California Governor Jerry Brown and Democratic legislative leaders appear to have reached a budget deal days before the legislature’s constitutional deadline.
“The Legislature is doing their job and doing it well,” the governor said in a late-night statement after the joint Senate-Assembly Budget Conference Committee wrapped up its work Monday. “It looks like California will get another balanced budget and, very importantly, educational funding that recognizes the different needs of California’s students.”
The new spending plan will use the more conservative revenue estimates pushed by the governor – rather than the projections from the non-partisan Legislative Analyst’s Office, which has said it expects the state to bring in an extra $3.2 billion. The deal also apparently calls for a $1.1 billion reserve.
“I’m prepared to accept the governor’s revenues for the purpose of getting to a deal,” Assembly Budget Chair Bob Blumenfield said at the start of the nearly four-hour conference committee hearing. “And we’re prepared to do that because this is all about compromise and it’s all about moving the state forward.”
Yet the three sides have still found the money to fund the top priorities for new spending identified by Assembly Speaker John Pérez and Senate President pro Tem Darrell Steinberg. Gov. Brown has consistently opposed any new spending. That money would come from increased property tax estimates and higher expected savings from the implementation of the federal health care law.

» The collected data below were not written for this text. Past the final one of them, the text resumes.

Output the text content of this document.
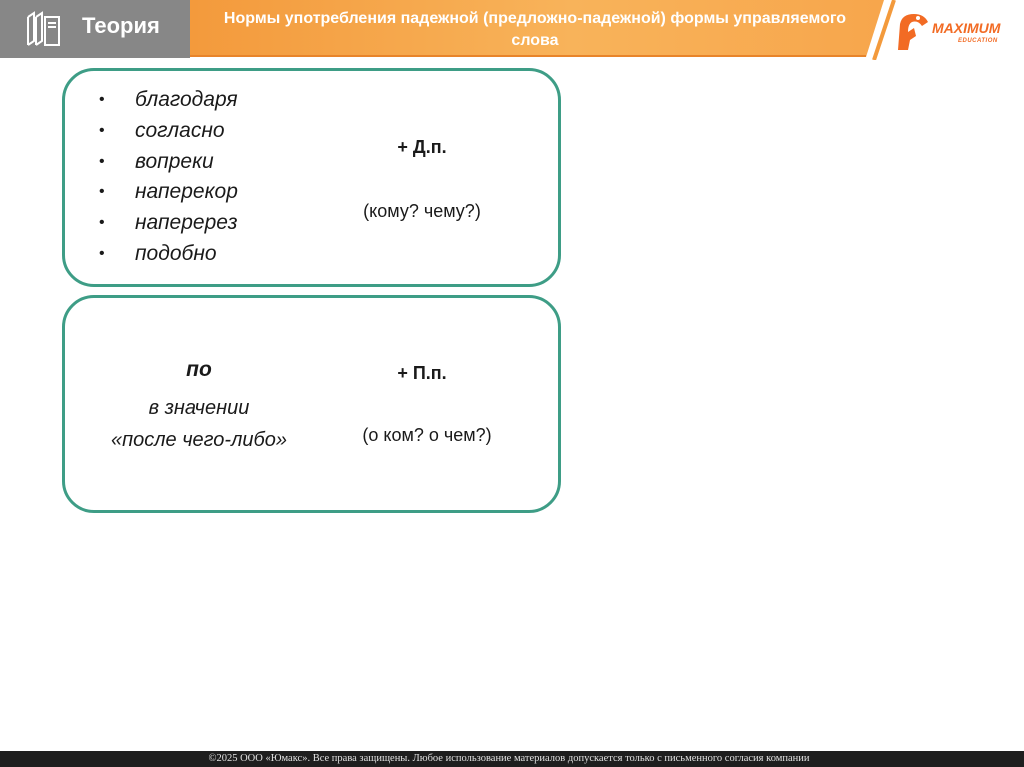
Теория	Нормы употребления падежной (предложно-падежной) формы управляемого слова
MAXIMUM
EDUCATION
• благодаря
• согласно
• вопреки
• наперекор
• наперерез
• подобно
+ Д.п.
(кому? чему?)
по
в значении
«после чего-либо»
+ П.п.
(о ком? о чем?)
©2025 ООО «Юмакс». Все права защищены. Любое использование материалов допускается только с письменного согласия компании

“As all budgets are acts of compromise – this budget would be no exception … many of the things that each of our houses have agreed to and been fighting for – many – will be in the final agreement,” said Senate Budget Chair Mark Leno. “Maybe a few not.”
According to Capitol sources, new spending areas for the upcoming fiscal year that starts July 1st include:
- A one-time grant of $250 million in Proposition 98 funds for career technical education programs, which will be used to incentivize business participation in K-12 and community college programs.
- $206 million for mental health care, of which $142 million is one-time funding, for rapid response help, including mobile crisis teams, stabilization beds and triage personnel.
- $105 million to restore child care slots eliminated by previous years of budget cuts.
- $63 million for the court system. Legislators had wanted to put $100 million back in the courts, while Brown had not proposed giving them any additional money in his budget plans.
- $51 million in child poverty grants for California’s welfare-to-work program, CalWORKs, with grants starting March 1st. (This would increase to $150 million in future budgets.) Assembly Democrats had wanted $212 million.
- $10 million for Fiscal Year 2013/14 (increasing to $80 million in future budgets) to restore dental care for three million low income Californians. Benefits will become available May 1, 2014, once the program is restarted from scratch. They will include preventative and restorative services, including full mouth dentures. This is well below the $131 million called for by Senate Democrats.
“For the third year in a row, we will meet the June 15 Constitutional deadline to pass a balanced budget,” Steinberg said in a statement. “More importantly, this plan wisely uses our resources to strengthen the foundation of California’s future.”
One of the top priorities for Assembly Democrats – the speaker’s “Middle Class Scholarship” program for California college students – will be funded up to $300 million once it's fully implemented in four years, but will be phased in starting in Fall 2014.
One of the biggest areas of disagreement has been Gov. Brown’s proposed overhaul of the formula that sends money to California school districts. Both the governor and lawmakers agreed school districts should have more control over how they spend their money. But they disagreed about whether schools with a majority of English language learners and low-income students would receive additional money.
It now appears that they will: The budget compromise would spread 84 percent of all school funds equally among all districts. The remaining money would be spread among districts with high concentrations of English language learners and low-income students. By reducing the repayments on what Brown has termed the “wall of debt” facing the state from previous budgets, the deal would ensure that all school districts receive funding increases.